Denis Meyer

Meltdown : l’incroyable succès des bars pour geeks

En associant bière et jeu vidéo, 3 Parisiens se sont constitués un véritable petit empire

En 2012, 3 parisiens ouvrent leur premier bar autour d’un concept simple : mélanger jeu vidéo et fête. 4 ans après, les fondateurs ont créé un petit empire avec plus de 15 spots en Europe et une team de gamers. StreetPress rejoue la partie.

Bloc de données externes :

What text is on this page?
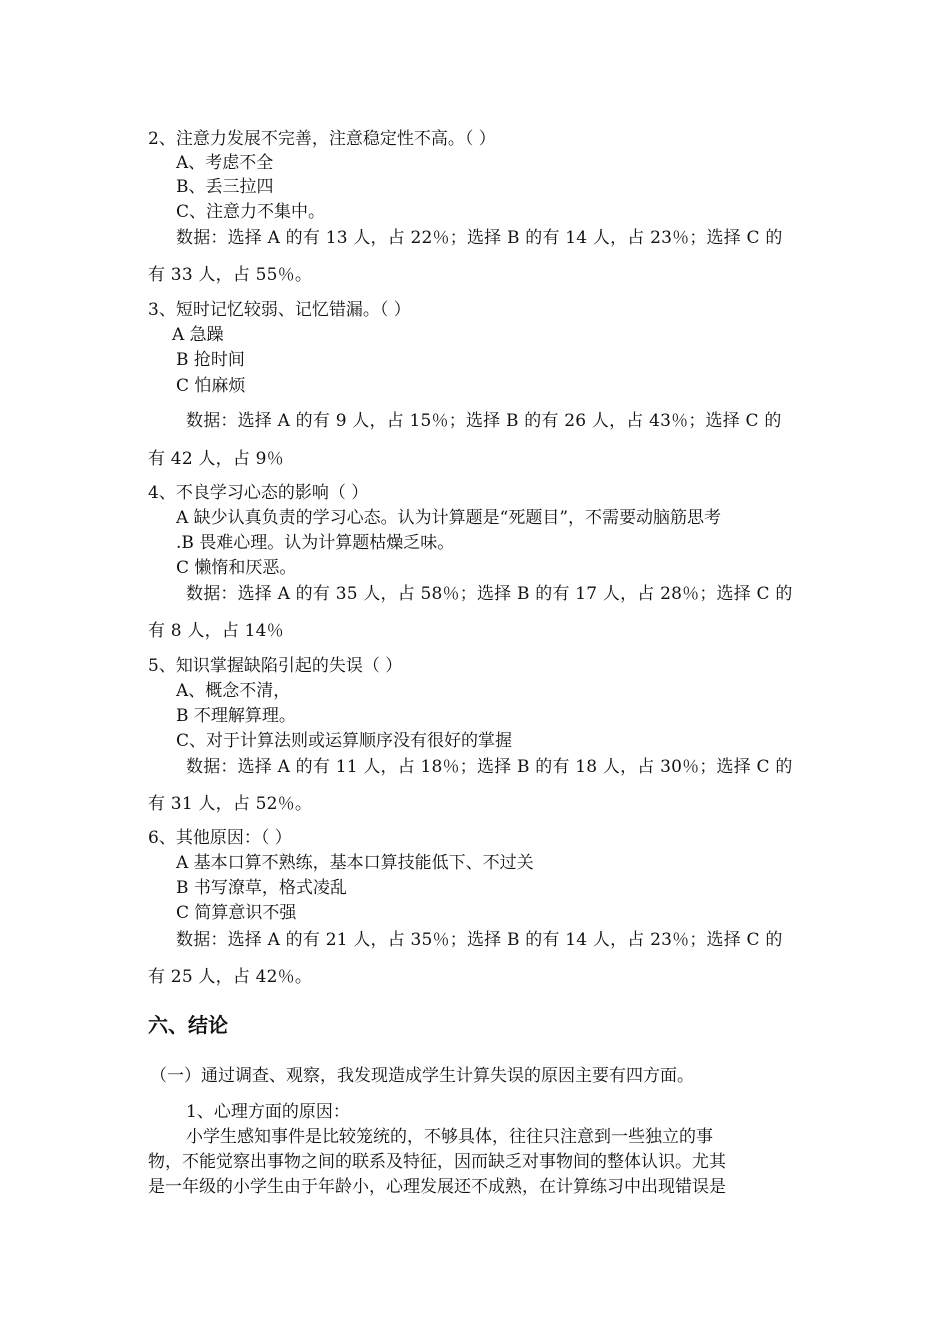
2、注意力发展不完善，注意稳定性不高。（ ）
A、考虑不全
B、丢三拉四
C、注意力不集中。
数据：选择 A 的有 13 人，占 22％；选择 B 的有 14 人，占 23％；选择 C 的
有 33 人，占 55％。
3、短时记忆较弱、记忆错漏。（ ）
A 急躁
B 抢时间
C 怕麻烦
数据：选择 A 的有 9 人，占 15％；选择 B 的有 26 人，占 43％；选择 C 的
有 42 人，占 9％
4、不良学习心态的影响（ ）
A 缺少认真负责的学习心态。认为计算题是“死题目”，不需要动脑筋思考
.B 畏难心理。认为计算题枯燥乏味。
C 懒惰和厌恶。
数据：选择 A 的有 35 人，占 58％；选择 B 的有 17 人，占 28％；选择 C 的
有 8 人，占 14％
5、知识掌握缺陷引起的失误（ ）
A、概念不清，
B 不理解算理。
C、对于计算法则或运算顺序没有很好的掌握
数据：选择 A 的有 11 人，占 18％；选择 B 的有 18 人，占 30％；选择 C 的
有 31 人，占 52％。
6、其他原因：（ ）
A 基本口算不熟练，基本口算技能低下、不过关
B 书写潦草，格式凌乱
C 简算意识不强
数据：选择 A 的有 21 人，占 35％；选择 B 的有 14 人，占 23％；选择 C 的
有 25 人，占 42％。
六、结论
（一）通过调查、观察，我发现造成学生计算失误的原因主要有四方面。
1、心理方面的原因：
小学生感知事件是比较笼统的，不够具体，往往只注意到一些独立的事
物，不能觉察出事物之间的联系及特征，因而缺乏对事物间的整体认识。尤其
是一年级的小学生由于年龄小，心理发展还不成熟，在计算练习中出现错误是
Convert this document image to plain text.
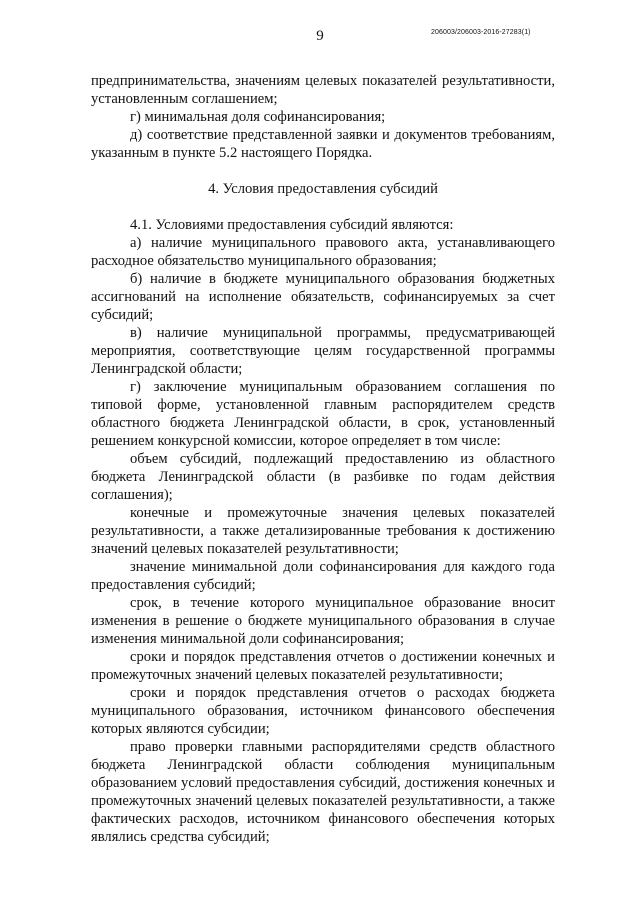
9	206003/206003-2016-27283(1)

предпринимательства, значениям целевых показателей результативности, установленным соглашением;

г) минимальная доля софинансирования;

д) соответствие представленной заявки и документов требованиям, указанным в пункте 5.2 настоящего Порядка.

4. Условия предоставления субсидий

4.1. Условиями предоставления субсидий являются:

а) наличие муниципального правового акта, устанавливающего расходное обязательство муниципального образования;

б) наличие в бюджете муниципального образования бюджетных ассигнований на исполнение обязательств, софинансируемых за счет субсидий;

в) наличие муниципальной программы, предусматривающей мероприятия, соответствующие целям государственной программы Ленинградской области;

г) заключение муниципальным образованием соглашения по типовой форме, установленной главным распорядителем средств областного бюджета Ленинградской области, в срок, установленный решением конкурсной комиссии, которое определяет в том числе:

объем субсидий, подлежащий предоставлению из областного бюджета Ленинградской области (в разбивке по годам действия соглашения);

конечные и промежуточные значения целевых показателей результативности, а также детализированные требования к достижению значений целевых показателей результативности;

значение минимальной доли софинансирования для каждого года предоставления субсидий;

срок, в течение которого муниципальное образование вносит изменения в решение о бюджете муниципального образования в случае изменения минимальной доли софинансирования;

сроки и порядок представления отчетов о достижении конечных и промежуточных значений целевых показателей результативности;

сроки и порядок представления отчетов о расходах бюджета муниципального образования, источником финансового обеспечения которых являются субсидии;

право проверки главными распорядителями средств областного бюджета Ленинградской области соблюдения муниципальным образованием условий предоставления субсидий, достижения конечных и промежуточных значений целевых показателей результативности, а также фактических расходов, источником финансового обеспечения которых являлись средства субсидий;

Passage Thiéré, Paris 11e – Comme chaque samedi, le Meltdown est noir de monde. Derrière le zinc, un brun en t-shirt noir barré d’une inscription « staff » enchaîne les cocktails. Pour passer commande, il faut se faufiler entre les groupes de danseurs agglutinés sur la piste centrale et les spectateurs des parties de jeux vidéo. « C’est sûr qu’on est mieux chez soi pour se concentrer », lâche Maxime absorbé par sa partie de League of Legends sur PC. Il complète tout sourire :

« Mais c’est plus fun de se retrouver avec plein de monde pour faire ce qu’on aime. »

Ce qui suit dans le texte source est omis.